DETROIT — Even if robotaxis prove to be over-hyped, Canadian supplier Magna International Inc. expects to make money from the technology.
CEO Don Walker says the Aurora, Ont., supplier is gearing up to produce the cameras, radar and lidar units needed for collision avoidance systems that automakers have begun installing in conventional vehicles.
Self-driving vehicles with Level 4 or Level 5 autonomy won't be sold in significant volume until 2025 or 2030, Walker says. But Level 2 or Level 3 vehicles — equipped with intelligent cruise control or autonomous emergency brakes — are available today.

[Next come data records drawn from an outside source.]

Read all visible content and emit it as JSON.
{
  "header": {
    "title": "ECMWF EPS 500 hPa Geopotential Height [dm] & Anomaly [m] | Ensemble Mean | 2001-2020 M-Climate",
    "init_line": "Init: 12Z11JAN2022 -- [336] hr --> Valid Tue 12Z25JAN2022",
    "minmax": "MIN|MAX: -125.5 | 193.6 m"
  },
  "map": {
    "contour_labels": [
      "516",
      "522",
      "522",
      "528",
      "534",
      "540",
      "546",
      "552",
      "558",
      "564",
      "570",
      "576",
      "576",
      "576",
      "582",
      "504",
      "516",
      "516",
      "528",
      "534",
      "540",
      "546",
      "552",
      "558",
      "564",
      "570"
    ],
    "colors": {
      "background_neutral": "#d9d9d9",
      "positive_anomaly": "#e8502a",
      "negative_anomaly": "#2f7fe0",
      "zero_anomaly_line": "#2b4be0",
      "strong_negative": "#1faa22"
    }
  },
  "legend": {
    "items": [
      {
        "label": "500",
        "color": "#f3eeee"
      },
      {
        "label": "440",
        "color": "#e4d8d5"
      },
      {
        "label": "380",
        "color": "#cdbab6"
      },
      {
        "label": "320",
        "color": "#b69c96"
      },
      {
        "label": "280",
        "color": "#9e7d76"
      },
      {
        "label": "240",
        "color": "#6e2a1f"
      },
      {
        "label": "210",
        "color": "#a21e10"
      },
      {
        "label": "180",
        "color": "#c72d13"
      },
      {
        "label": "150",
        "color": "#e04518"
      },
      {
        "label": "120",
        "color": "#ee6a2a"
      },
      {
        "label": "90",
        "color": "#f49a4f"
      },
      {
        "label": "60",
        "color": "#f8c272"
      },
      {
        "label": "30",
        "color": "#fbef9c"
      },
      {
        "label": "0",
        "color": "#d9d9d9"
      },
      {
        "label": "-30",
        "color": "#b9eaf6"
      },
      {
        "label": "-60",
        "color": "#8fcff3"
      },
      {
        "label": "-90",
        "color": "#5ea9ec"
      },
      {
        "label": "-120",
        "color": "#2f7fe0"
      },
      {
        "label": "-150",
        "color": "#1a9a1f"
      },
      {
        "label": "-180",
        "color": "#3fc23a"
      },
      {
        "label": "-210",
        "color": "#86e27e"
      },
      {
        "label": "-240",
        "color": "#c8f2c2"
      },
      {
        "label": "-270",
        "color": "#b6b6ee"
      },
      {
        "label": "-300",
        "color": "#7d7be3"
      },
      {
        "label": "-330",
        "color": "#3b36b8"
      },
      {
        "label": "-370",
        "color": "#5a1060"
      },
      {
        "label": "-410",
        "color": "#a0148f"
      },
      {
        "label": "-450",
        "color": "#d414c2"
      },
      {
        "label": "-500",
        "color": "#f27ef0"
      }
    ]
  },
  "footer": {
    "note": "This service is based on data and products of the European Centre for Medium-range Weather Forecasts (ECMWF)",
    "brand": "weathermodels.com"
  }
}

"People are realizing that the big growth is in Level 2 and Level 3 autonomy," Walker said. "That's where the money is. … For the consumer, it's not that expensive. Consumers want it."
Walker, 62, discussed Magna's strategy for self- driving vehicles this month with Automotive News Staff Correspondent David Sedgwick at the Detroit auto show. Here are edited excerpts.
Q: Is Magna making a profit on products for Level 2 and Level 3 autonomy?
A: We are very big in cameras — that's where we come from. We got some new cameras coming out, along with surround-view and the software to control them. That's probably our biggest growth area. Radar also is a growing segment, for sure. We have a new radar that we think will leapfrog the other technologies out there. We don't have a contract yet, but we're getting close.
What about lidar? Magna signed a contract with BMW to supply a solid-state lidar.
We want to be a leader in lidar, but it's a relatively small market. It's still too expensive. We think [the lidar for BMW] will be a benchmark for capability and lower cost, but it's still expensive. You don't need a lot of lidar until you get into Level 4 and Level 5.
Does each vehicle get four lidar units — perhaps at the corners?
Generally yes, but it depends on what the customer is trying to do.
How much does a lidar unit cost?
In the past we were talking about $1,000 per lidar, but we're substantially below that now.
What are the market prospects for fully autonomous vehicles?
Even by 2030, in our opinion, Level 5 vehicles will account for only seven per cent [of new-car sales]. Level 4 and Level 5 together will be maybe 30 per cent of the market. People are realizing that the big growth is in Level 2 and Level 3. That's where the money is.
Do Level 2 and Level 3 vehicles provide the biggest safety benefits?
Yeah. For the consumer, it's not that expensive. Consumers want it. I think there's a lot of hype around Level 4 and Level 5. There will be a few winners, but with the number of companies in this market, there will be some fallout.
Last March, Magna announced a partnership with Lyft, which is developing robotaxis. How does Magna benefit?
We were making products for vehicles with Level 2 and Level 3 autonomy, but Level 4 and Level 5 require a different set of skills. We wanted to be in that space, but we didn't want to spend all that money.
So Magna will provide the sensors, while Lyft will share its test data and software for self-driving vehicles?
Yeah. We can learn about Level 4 and 5. We get access to their data. We can bring that knowledge back. We can utilize it to build our business for Level 2 and Level 3 technology.
Why did Magna buy a US$200 million stake in Lyft even though you don't expect volume production of fully autonomous vehicles anytime soon?
For companies willing to spend money to take the driver out — like the ride-sharing companies — it makes sense. We wanted to hook up with one of the leading ride-sharing companies that really has the motivation to get this technology right.
Bosch, Continental and ZF are developing self-driving shuttles. Does May Mobility give Magna a toehold in this niche?
I think that would be overstating it. If you look at Magna's capability, we can certainly design any vehicle you want — the enclosures, the seats, the structure, the drivetrain. But we need to figure out a business model.
Those companies believe self-driving shuttles will be a profitable niche. Does Magna agree?
We are looking at the market to figure out who is going to make money. If you are going to build it, who will sell it? Who will be the players? That's a really big unknown. I wish I had a clear view of that market, but I don't think anybody does. There will be a market, but in my opinion it's like the Wild West.
Magna is skeptical that high-volume production of autonomous vehicles will happen anytime soon, right?
There is a lot of hype about Level 4 and Level 5. Look at all the money that has been spent. The industry will consolidate. There is not a big enough market for everyone to be spending so much money.